Peter Ackroyd's Plato's Papers is an extraordinary novel, which, as with the best of Ackroyd's fiction, treads a thin line between fantasy and biography, the genre so elegantly mastered by Ackroyd in his now classic studies Dickens, T S Eliot and most recently The Life of Thomas More. The Plato Papers is a wonderfully observed satire on the ways in which historians and biographers can comically but also dangerously misrepresent the past and the arrogance which comes with philosophical certainty.
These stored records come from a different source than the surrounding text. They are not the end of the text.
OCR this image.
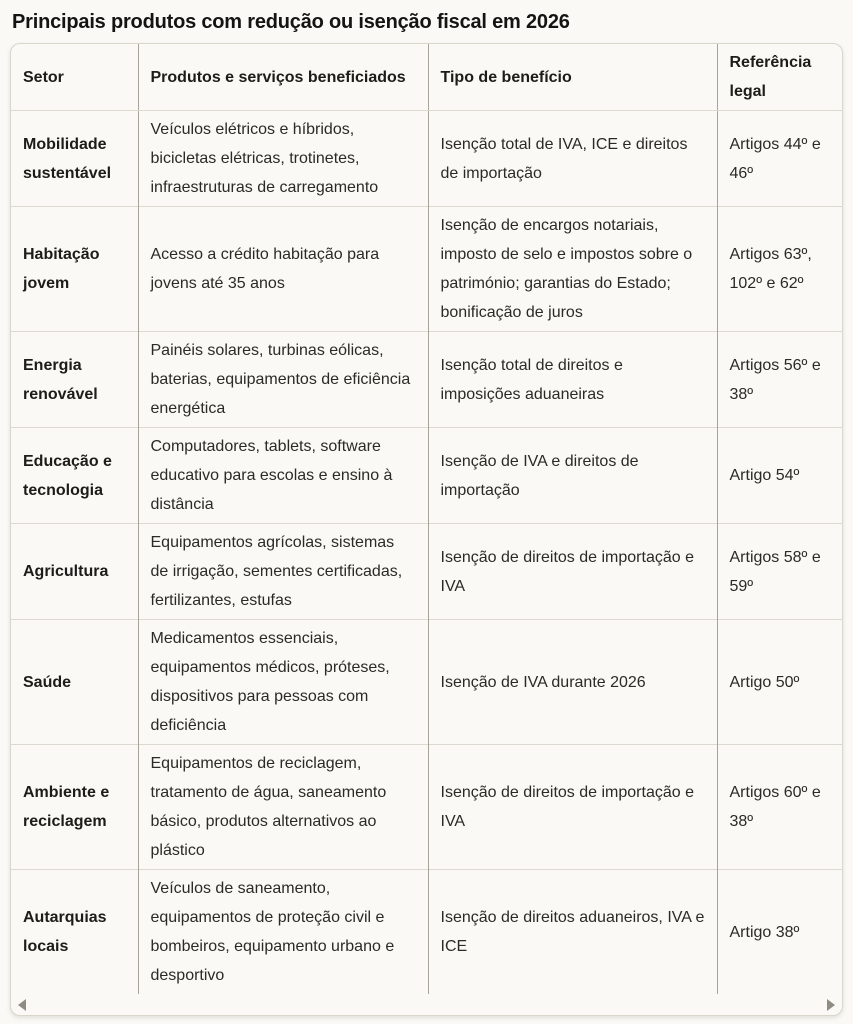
Principais produtos com redução ou isenção fiscal em 2026
Setor	Produtos e serviços beneficiados	Tipo de benefício	Referência legal
Mobilidade sustentável	Veículos elétricos e híbridos, bicicletas elétricas, trotinetes, infraestruturas de carregamento	Isenção total de IVA, ICE e direitos de importação	Artigos 44º e 46º
Habitação jovem	Acesso a crédito habitação para jovens até 35 anos	Isenção de encargos notariais, imposto de selo e impostos sobre o património; garantias do Estado; bonificação de juros	Artigos 63º, 102º e 62º
Energia renovável	Painéis solares, turbinas eólicas, baterias, equipamentos de eficiência energética	Isenção total de direitos e imposições aduaneiras	Artigos 56º e 38º
Educação e tecnologia	Computadores, tablets, software educativo para escolas e ensino à distância	Isenção de IVA e direitos de importação	Artigo 54º
Agricultura	Equipamentos agrícolas, sistemas de irrigação, sementes certificadas, fertilizantes, estufas	Isenção de direitos de importação e IVA	Artigos 58º e 59º
Saúde	Medicamentos essenciais, equipamentos médicos, próteses, dispositivos para pessoas com deficiência	Isenção de IVA durante 2026	Artigo 50º
Ambiente e reciclagem	Equipamentos de reciclagem, tratamento de água, saneamento básico, produtos alternativos ao plástico	Isenção de direitos de importação e IVA	Artigos 60º e 38º
Autarquias locais	Veículos de saneamento, equipamentos de proteção civil e bombeiros, equipamento urbano e desportivo	Isenção de direitos aduaneiros, IVA e ICE	Artigo 38º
A funny, wise and salutary novel. --Jerry Brotton
--This text refers to the
Hardcover
edition.
Synopsis
This dazzlingly inventive novel from the bestselling author of Chatterton and Hawksmoor takes a timely look back at our history -- back from 2000 years in the future...Set 2,000 years in the future, Peter Ackroyd's imaginative new novel is by turns lively, inventive and surprising. Plato, the orator, summons the citizens of London on ritual occasions to impart the ancient history of their city. He dwells particularly on the unhappy era of Mouldwarp (AD 1500-2300), which existed before the dimming of the stars and the burning of machines. He lectures upon The Origin of Species by the nineteenth-century novelist Charles Dickens and upon the pantomimic routines of Sigmund Freud. He even provides a glossary of twentieth-century terms, and explains such early myths of creation as 'super-string theory' and 'relativity'. But then something happens. He has a dream, or a vision, or he goes on a real journey -- opinions are divided -- and enters a vast underground cavern, where citizens of Mouldwarp London still live.
When Plato returns with stories of this lost world he is put on trial for corrupting the youth by means of lies and fables, since his words have spread consternation among them. Are their lives part of some greater reality? And, if they learn to doubt, perhaps they will be able to recognise a truth beyond that of their own world. All will depend upon the judgment of Plato by his fellow citizens.